The three dimensional structure of a protein, or its native state, determines its function. Yet, the process of folding into the native state is not straightforward; proteins can stay unfolded, misfold and even aggregate. This dissertation addresses the issue of how the cell responds to these non-native species.
In the first part, I explored the cellular regulation of a specific type of protein aggregate: prions. Prions, made from the ordered-aggregation of single proteins in non-native conformations, can exist as multiple heritable strains that have distinct structures and result in different phenotypes. Here, I investigated how the sequence of a prion protein influences its ability to propagate specific strains using the PNM2 variant of the yeast prion [PSI+]. We found that the PNM2 mutation, which prevents propagation of a specific strain, interfered with the delivery of that strain to daughter cells, illustrating that delivery is a crucial step in prion inheritance.
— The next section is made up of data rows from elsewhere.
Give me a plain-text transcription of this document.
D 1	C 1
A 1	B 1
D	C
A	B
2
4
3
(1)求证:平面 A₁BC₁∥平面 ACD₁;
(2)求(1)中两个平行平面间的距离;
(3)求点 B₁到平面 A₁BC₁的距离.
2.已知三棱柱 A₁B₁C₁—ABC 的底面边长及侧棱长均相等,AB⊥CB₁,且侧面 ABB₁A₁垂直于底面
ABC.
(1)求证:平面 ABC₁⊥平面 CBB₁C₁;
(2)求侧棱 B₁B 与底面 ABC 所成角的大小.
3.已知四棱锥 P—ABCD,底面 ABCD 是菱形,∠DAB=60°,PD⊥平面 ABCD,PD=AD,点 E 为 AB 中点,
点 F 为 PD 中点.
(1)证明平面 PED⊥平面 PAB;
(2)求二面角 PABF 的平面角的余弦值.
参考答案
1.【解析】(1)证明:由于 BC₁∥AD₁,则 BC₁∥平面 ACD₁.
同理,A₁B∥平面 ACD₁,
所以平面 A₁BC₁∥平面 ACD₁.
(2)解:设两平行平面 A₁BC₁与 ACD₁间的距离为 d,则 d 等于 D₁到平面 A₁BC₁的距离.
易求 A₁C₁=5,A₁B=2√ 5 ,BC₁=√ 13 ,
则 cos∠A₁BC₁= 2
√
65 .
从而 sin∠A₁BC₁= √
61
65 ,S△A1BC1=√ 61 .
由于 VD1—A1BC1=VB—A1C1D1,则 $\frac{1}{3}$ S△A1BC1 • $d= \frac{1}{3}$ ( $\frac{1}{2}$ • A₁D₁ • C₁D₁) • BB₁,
The remainder of this thesis addresses how the cell responds to misfolded proteins in the endoplasmic reticulum (ER). As the first part of the sectretory pathway, the ER receives all proteins destined for the extracellular space or insertion into the membrane. Some of these nascent proteins never reach their native states and are degraded by a series of pathways collectively referred to as ER-associated degradation (ERAD). In order to determine how ERAD factors accurately identify substrates for removal, I studied the substrate-binding abilities of Yos9, which in addition to its role as a lectin can also bind the protein components of substrates. I showed that Yos9 exhibits sequence specific recognition of peptides in vitro and binding of Yos9 to its substrates results in their cooperative aggregation, which is a novel phenomenon that may play a role in the regulation of ERAD.
While the response to misfolded proteins in the ER is well-studied in yeast, we sought to better understand this process in metazoans through the development of a pathway-specific screening approach that employs a reporter of the unfolded protein response. While this work is ongoing, it has the potential to reveal key mammalian-specific aspects of protein homeostasis in the ER.